L'Europe peut être notre bien commun.
A la condition de se poser les bonnes questions et de savoir choisir les bonnes réponses, l'Europe peut devenir un espace pour nos valeurs humanistes.
Peut-on concevoir sans sourciller un espace politique et social, un territoire organisé où la Liberté de conscience, l'égalité entre les hommes et les femmes, le droit pour les femmes à aller et venir librement et à disposer de leurs corps comme elles l'entendent, ne soient pas des principes reconnus et des réalités tangibles ? C'est pourtant ce que nous observons aujourd'hui.
Que faisons-nous devant les volontés d'adoption de lois rétrogrades du parlement espagnol, devant les politiques de Viktor Orban, devant les actes racistes et antisémites qui ont tendance à se propager dans les pays de la communauté et devant la montée des populismes et de l'extrême droite aux dernières élections européennes.
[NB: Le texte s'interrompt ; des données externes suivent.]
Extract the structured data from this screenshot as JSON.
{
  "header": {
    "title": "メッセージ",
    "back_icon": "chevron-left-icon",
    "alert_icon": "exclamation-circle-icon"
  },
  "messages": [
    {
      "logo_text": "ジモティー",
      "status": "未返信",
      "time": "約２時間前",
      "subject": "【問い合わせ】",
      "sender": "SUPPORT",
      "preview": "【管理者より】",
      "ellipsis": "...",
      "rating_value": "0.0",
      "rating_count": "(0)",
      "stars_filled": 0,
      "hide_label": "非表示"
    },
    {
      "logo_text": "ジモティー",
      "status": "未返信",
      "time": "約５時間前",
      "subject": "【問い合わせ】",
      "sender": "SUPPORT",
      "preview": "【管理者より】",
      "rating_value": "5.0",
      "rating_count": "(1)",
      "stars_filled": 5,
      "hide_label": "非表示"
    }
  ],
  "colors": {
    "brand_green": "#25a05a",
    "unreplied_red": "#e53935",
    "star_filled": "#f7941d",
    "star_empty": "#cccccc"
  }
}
Que faisons-nous devant les expulsions, les ratonnades visant telle ou telle population, les attentats antisémites, les actes racistes, xénophobes, devant les expulsions qui touchent parfois des familles entières ?
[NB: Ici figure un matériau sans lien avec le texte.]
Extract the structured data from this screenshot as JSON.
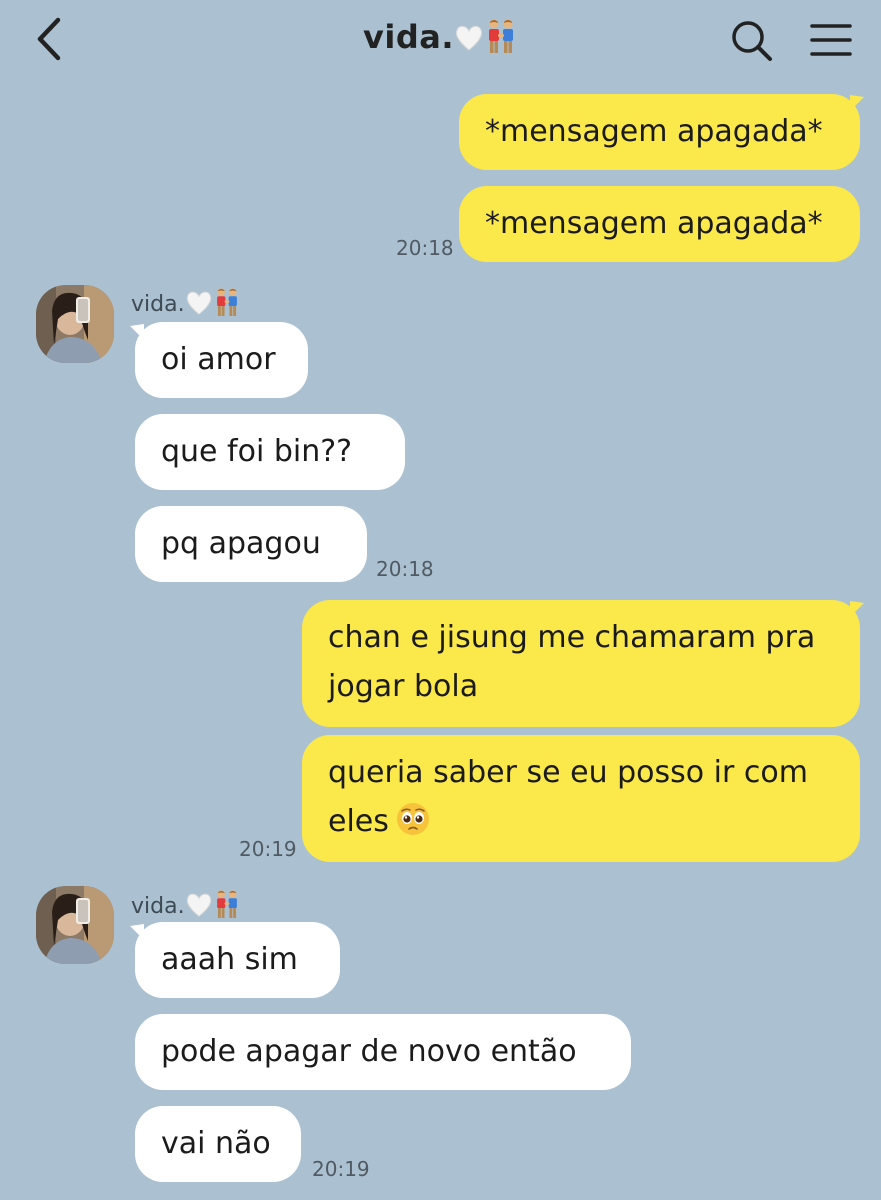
{
  "header": {
    "title": "vida."
  },
  "contact": {
    "name": "vida."
  },
  "messages": {
    "m1": "*mensagem apagada*",
    "m2": "*mensagem apagada*",
    "t1": "20:18",
    "m3": "oi amor",
    "m4": "que foi bin??",
    "m5": "pq apagou",
    "t2": "20:18",
    "m6a": "chan e jisung me chamaram pra",
    "m6b": "jogar bola",
    "m7a": "queria saber se eu posso ir com",
    "m7b": "eles",
    "t3": "20:19",
    "m8": "aaah sim",
    "m9": "pode apagar de novo então",
    "m10": "vai não",
    "t4": "20:19"
  },
  "icons": {
    "back": "chevron-left-icon",
    "search": "search-icon",
    "menu": "hamburger-menu-icon",
    "heart": "white-heart-emoji",
    "couple": "two-men-holding-hands-emoji",
    "pleading": "pleading-face-emoji"
  },
  "colors": {
    "background": "#abc1d1",
    "my_bubble": "#fbe84a",
    "their_bubble": "#ffffff",
    "timestamp": "#515a62"
  }
}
Comment les francs-maçons peuvent-ils réagir devant de telles situations ? Quelles réponses apporter à ces interrogations qui font peser tant de craintes sur l'avenir et qui menacent la paix ?
Des initiatives.
Des loges françaises de différentes obédiences libérales (c'est-à-dire celles qui s'autorisent à réfléchir ouvertement sur les sujets sociétaux) ont noués, certaines depuis des décennies, d'autres plus récemment, des relations avec d'autres loges dans les pays européens. Des échanges s'instituent et permettent de mieux connaître les différences entre les cultures des peuples, permettent de réfléchir ensemble.
Le Grand Orient de France vient d'inviter à la réunion d'un premier Forum des Obédiences libérales et adogmatiques de l'Union Européenne. Cette première session s'est déroulée le 28 mai dernier. Elle fera l'objet sur ce blog, prochainement, d'un compte rendu.